Gastric mucus, a viscous gel that coats the entire gastric mucosa, is produced by and secreted from the surface epithelial cells. Although 95% water by weight, gel mucus is a polymer of four equal-sized subunits joined by disulfide bridges. Carbohydrate side chains include N-acetylglucosamine, N-acetylgalactosamine, galactose, fucose, neuraminic acid, and sialic acid. At a concentration of about 20 mg/ml, the viscosity begins to rise, and a gel is formed.

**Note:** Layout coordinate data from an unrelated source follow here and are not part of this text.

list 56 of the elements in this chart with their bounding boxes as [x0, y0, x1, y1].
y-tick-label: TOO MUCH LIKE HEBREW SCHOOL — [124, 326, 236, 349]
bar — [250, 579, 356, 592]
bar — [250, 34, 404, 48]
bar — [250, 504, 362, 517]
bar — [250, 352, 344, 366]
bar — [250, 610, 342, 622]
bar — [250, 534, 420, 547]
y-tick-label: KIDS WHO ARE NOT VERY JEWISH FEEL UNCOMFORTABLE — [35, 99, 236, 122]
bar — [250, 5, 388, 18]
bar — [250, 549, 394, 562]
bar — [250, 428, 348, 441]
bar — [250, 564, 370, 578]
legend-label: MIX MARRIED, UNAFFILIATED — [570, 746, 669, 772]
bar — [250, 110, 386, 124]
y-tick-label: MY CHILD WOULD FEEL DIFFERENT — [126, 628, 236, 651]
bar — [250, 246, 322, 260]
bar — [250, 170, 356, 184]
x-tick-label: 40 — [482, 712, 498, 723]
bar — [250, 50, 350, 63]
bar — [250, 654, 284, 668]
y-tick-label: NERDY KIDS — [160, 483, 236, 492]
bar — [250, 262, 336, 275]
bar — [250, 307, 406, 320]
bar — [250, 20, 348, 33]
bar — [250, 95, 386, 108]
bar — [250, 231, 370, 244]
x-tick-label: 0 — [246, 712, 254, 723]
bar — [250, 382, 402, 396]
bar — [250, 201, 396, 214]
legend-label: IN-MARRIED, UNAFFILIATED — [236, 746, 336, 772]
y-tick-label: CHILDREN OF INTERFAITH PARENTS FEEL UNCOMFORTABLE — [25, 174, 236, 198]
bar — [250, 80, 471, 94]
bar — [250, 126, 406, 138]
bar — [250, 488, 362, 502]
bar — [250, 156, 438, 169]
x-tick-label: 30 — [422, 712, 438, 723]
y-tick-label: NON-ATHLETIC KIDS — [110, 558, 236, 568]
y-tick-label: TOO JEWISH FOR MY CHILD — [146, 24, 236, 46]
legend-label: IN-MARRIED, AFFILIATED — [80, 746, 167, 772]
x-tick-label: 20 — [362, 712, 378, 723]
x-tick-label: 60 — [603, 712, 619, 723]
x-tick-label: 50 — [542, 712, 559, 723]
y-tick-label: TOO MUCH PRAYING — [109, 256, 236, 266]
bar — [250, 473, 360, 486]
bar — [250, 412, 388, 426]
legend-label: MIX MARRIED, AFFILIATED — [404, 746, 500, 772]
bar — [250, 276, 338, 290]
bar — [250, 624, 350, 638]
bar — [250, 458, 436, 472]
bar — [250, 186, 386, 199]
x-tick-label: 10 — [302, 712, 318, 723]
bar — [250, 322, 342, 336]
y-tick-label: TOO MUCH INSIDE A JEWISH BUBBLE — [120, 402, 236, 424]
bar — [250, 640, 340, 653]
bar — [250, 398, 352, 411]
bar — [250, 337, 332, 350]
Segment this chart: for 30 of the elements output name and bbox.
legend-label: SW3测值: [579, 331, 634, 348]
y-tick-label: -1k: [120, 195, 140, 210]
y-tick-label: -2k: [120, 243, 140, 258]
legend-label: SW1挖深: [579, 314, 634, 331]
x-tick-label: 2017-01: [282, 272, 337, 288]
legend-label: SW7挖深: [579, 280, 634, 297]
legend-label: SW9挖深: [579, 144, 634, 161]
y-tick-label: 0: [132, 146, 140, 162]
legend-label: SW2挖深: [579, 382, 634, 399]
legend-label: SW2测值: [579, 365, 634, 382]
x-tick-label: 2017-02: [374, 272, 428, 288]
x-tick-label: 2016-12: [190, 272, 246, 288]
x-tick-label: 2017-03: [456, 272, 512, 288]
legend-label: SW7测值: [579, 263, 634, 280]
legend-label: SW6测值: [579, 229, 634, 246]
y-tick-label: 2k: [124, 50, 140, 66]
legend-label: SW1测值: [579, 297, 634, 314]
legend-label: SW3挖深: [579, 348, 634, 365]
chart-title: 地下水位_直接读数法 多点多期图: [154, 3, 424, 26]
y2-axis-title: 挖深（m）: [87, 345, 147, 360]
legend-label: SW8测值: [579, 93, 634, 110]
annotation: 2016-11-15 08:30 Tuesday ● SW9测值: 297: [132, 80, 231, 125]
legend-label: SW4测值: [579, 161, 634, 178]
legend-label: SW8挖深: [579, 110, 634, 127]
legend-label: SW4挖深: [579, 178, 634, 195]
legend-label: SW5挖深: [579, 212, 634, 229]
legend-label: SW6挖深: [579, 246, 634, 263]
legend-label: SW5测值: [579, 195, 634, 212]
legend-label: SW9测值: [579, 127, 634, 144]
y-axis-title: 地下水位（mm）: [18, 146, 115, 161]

The thickness of the gel mucus layer is dynamic, and a function of release from surface epithelial cells and mechanical and proteolytic degradation within the lumen. An increase in luminal fluid glycoprotein output has been observed in response to splanchnic and vagal nerve stimulation, topical acetylcholine, prostaglandins, carbenoxolone, and parenteral secretin. Topical prostaglandins and carbenoxolone have been observed to increase mucus gel thickness. Gastric bicarbonate secretion is also thought to be a function of the surface epithelial cell. The magnitude of stimulated gastric bicarbonate secretion is 5 to 10% of maximal acid secretion for a given surface area of mucosa. Stimulants of gastric bicarbonate secretion are carbachol, Ca++, c-GMP, 16-16 dimethyl PGE2, and PGF2 alpha. Inhibitors of gastric bicarbonate secretion include atropine, metabolic inhibitors, acetazolamide, alpha-adrenergic agents, and inhibitors of prostaglandin synthesis. Taken together, these observations lend credence to the hypothesis that an unstirred layer of mucus, rich in bicarbonate, may offer significant protection against acid-peptic mucosal injury by neutralizing luminal acid and thereby providing the apical membrane of the surface epithelial cell with a near neutral pH milieu.